Sunday 2 May 2010

EXHIBITION 24 APRIL - 1 MAY




For Random Acts of Art three artists, who are known for placing an emphasis on social exchange in their artistic practice, were commissioned to develop new work over the course of a two-month residency at the gallery.

Artists Volkhardt Mueller, Lady Lucy and Amy Feneck were asked to respond to the context of the West Quarter of Exeter and to collaborate with people who live or work in the area. Each of the final works on display in the exhibition are the result of this process of engagement. 

LADY LUCY
Lady Lucy has an ongoing interest in the every day and a self-proclaimed fascination with other people’s lives. For Random Acts of Art she sent invitations to the residents of nearby housing estates Mermaid Court, Neptune Court and Wheatley Court to sit with her at her mobile portrait studio and be painted. The Court Portraits are the result of the encounters that ensued.

Snippets of the conversations that took place during the painting sessions are made public around the edge of the canvases, offering us some insight into the story of each sitter.

Lady Lucy’s social portraiture lies somewhere between social practice and object making. On this occasion the artist will be redistributing the paintings to the sitters at the close of the exhibition. This radical gesture emphasises that the overriding value of an artwork can lie as much in the process of making as in a physical body of work.






AMY FENECK
Epilogue is based on a conversation between the artist and Terry Timlett, a member of Exeter CND, about Terry’s political activism and his particularly ‘independent spirit’. The latter was a term Feneck heard used in association with the West Quarter and took as her conceptual starting point.

In the film we see an actor and Terry as himself re-enacting an edited version of the original words from the conversation.
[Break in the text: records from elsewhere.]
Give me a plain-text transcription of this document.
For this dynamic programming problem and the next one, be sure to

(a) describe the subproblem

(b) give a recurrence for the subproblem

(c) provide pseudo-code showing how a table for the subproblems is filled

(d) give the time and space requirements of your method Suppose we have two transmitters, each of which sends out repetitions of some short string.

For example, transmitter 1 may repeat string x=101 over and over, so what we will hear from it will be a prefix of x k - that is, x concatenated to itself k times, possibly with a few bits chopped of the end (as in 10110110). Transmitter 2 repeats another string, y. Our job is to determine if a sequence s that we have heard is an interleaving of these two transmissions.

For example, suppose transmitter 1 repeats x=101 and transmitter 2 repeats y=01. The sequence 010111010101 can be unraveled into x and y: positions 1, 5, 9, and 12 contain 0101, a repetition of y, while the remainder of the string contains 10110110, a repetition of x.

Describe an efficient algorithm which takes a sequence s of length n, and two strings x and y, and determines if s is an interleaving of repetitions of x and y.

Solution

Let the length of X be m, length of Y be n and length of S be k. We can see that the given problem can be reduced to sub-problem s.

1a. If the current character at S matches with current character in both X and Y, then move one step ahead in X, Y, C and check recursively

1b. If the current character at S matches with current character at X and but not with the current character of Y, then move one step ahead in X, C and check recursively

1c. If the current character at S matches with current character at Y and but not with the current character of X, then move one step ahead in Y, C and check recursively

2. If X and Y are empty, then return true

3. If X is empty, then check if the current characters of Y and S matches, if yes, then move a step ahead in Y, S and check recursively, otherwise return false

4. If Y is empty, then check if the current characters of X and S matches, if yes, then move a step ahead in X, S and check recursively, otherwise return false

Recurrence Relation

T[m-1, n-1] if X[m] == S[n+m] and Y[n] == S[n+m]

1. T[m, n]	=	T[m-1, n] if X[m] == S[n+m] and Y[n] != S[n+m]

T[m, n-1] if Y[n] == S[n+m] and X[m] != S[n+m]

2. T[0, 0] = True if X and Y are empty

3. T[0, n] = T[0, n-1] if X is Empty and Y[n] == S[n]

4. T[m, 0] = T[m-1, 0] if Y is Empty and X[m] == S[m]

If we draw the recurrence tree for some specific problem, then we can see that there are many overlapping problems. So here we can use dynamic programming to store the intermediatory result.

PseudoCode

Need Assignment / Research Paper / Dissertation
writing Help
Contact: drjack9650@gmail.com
Following the artist’s direction, which can be heard from behind the camera lens, the performers constantly move in and out of character – a theatrical device utilized in the final epilogue of a play.

Through the layers of editing, the artist gives multiple voices to a series of memories, opinions and values and in doing so confuses the boundaries of reality and fiction. As the narrative is delivered we are reminded that not only memory but history and social conditioning play and important role in the scripting and editing of our lives.








VOLKHARDT MUELLER
Wearing a sandwich board to initiate conversations and collect memories from passers by in the area, Mueller led and recorded a number of interviews with numerous striking West Quarter characters.

He discovered that both unsolicited displays of performance and carnival were once characteristic of an area where arguably there is now little sense of public ritual or event.

Majorette Rehearsing is a utopian portrait of the built environment, which unfolds through ten trajectories. The long receding views, enabled by the digital technology, expand and alter the actual scene, acknowledging an act of public performance without ceremony. The majorette is Muller’s West Quarter archetype, a paradoxical figure of individual aspiration, community celebration and carnival.